Onderzoek van de zaak

Dit arrest is gewezen naar aanleiding van het onderzoek ter terechtzitting in hoger beroep van 9 juni 2021 en, overeenkomstig het bepaalde bij artikel 422, tweede lid, van het Wetboek van Strafvordering, naar aanleiding van het onderzoek ter terechtzitting in eerste aanleg.
Namens de verdachte is hoger beroep ingesteld tegen voormeld vonnis.
Het hof heeft kennisgenomen van de vordering van de advocaat-generaal en van hetgeen door de verdachte en de raadsman naar voren is gebracht.

Tenlastelegging

Aan de verdachte is tenlastegelegd dat:
hij op of omstreeks 31 oktober 2020 te Schiphol, gemeente Haarlemmermeer opzettelijk binnen het grondgebied van Nederland heeft gebracht een hoeveelheid van een materiaal bevattende cocaïne, zijnde cocaïne een middel als bedoeld in de bij de Opiumwet behorende lijst I, dan wel aangewezen krachtens het vijfde lid van artikel 3a van die wet.
Voor zover in de tenlastelegging taal- en/of schrijffouten voorkomen, zal het hof deze verbeterd lezen. De verdachte wordt daardoor niet in de verdediging geschaad.

Vonnis waarvan beroep

Het vonnis waarvan beroep zal worden vernietigd, omdat het hof tot een andere bewezenverklaring komt dan de politierechter. Het hof wijst er in dat verband op dat met betrekking tot Opiumwetdelicten in tenlasteleggingen voorkomende passages als “… zijnde een middel als bedoeld in de bij de Opiumwet behorende lijst I/II” moeten worden beschouwd als een louter kwalificatieve zinsnede die geen deel uitmaakt van de omschrijving van het feit, zodat de bewijsvraag daarop geen betrekking heeft.

Bewijsoverweging

De raadsman heeft terechtzitting in hoger beroep vrijspraak van het tenlastegelegde bepleit. Hij heeft daartoe allereerst aangevoerd dat de aanhouding van de verdachte onrechtmatig is, bij gebreke van een voldoende reële verdenking.

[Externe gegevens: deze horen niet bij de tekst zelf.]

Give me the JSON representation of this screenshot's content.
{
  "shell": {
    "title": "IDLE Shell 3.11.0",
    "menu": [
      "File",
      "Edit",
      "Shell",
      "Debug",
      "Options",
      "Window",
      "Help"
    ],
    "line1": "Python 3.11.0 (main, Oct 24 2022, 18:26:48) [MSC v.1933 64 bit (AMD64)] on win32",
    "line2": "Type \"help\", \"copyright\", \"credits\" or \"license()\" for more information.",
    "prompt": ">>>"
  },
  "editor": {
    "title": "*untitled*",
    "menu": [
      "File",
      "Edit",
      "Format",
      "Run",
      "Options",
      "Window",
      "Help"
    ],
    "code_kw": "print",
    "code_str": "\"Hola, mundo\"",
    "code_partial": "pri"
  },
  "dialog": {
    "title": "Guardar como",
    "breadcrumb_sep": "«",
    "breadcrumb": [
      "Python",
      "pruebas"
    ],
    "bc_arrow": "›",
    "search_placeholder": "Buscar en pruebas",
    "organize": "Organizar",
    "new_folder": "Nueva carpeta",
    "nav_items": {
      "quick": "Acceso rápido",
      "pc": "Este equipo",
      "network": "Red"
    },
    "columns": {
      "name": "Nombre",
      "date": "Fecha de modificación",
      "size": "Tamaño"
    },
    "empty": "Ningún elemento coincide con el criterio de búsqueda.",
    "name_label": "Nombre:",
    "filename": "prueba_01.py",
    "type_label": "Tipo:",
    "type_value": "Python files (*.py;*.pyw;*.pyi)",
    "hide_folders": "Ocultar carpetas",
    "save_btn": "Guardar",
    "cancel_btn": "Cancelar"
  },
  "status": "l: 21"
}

Verder heeft het onderzoek aan de verdovende middelen op onjuiste wijze plaatsgevonden, aldus de raadsman.
Het hof stelt voorop dat de door de raadsman gevoerde verweren – gelet op de conclusie van de raadsman kennelijk gericht op bewijsuitsluiting als bedoeld in artikel 359a van het Wetboek van Strafvordering – niet voldoen aan de daaraan te stellen eisen, zodat het hof reeds om die reden niet tot bewijsuitsluiting komt.
Het hof zal desalniettemin inhoudelijk ingaan op de verweren.
De verdachte is in 2018 bij terugkomst uit Curaçao aangehouden op Schiphol, nadat bij hem slikkersbollen waren aangetroffen. Gelet hierop is de verdachte deze keer na zijn aankomst vanuit Curaçao op Schiphol staande gehouden en gecontroleerd. De verbalisanten hebben tijdens het gesprek, dat zij vervolgens met de verdachte voerden, waargenomen dat de verdachte gelaten was, zweette en dat de aderen in zijn ogen gesprongen waren. Die omstandigheden in onderlinge samenhang bezien, maken dat sprake was van een redelijk vermoeden van schuld ter zake van overtreding van artikel 2 van de Opiumwet, en daarmee van een rechtmatige aanhouding van de verdachte.
Het verweer van de raadsman dat het onderzoek aan de verdovende middelen op onjuiste wijze heeft plaatsgevonden, kan het hof niet volgen. Uit het dossier leidt het hof af dat het monster dat is genomen van de bij de verdachte aangetroffen substantie door het Nederlands Forensisch Instituut positief is getest op de aanwezigheid van cocaïne en in beide onderzoeken sprake is van één en hetzelfde zogeheten SIN-nummer. Nu ook overigens niet van onregelmatigheden bij de verzending van of het onderzoek aan dat monster is gebleken, ziet het hof geen reden te twijfelen aan de juistheid van het onderzoek.

Bewezenverklaring

Het hof acht wettig en overtuigend bewezen dat de verdachte het tenlastegelegde heeft begaan, met dien verstande dat:
hij op 31 oktober 2020 te Schiphol, gemeente Haarlemmermeer, opzettelijk binnen het grondgebied van Nederland heeft gebracht een hoeveelheid van een materiaal bevattende cocaïne.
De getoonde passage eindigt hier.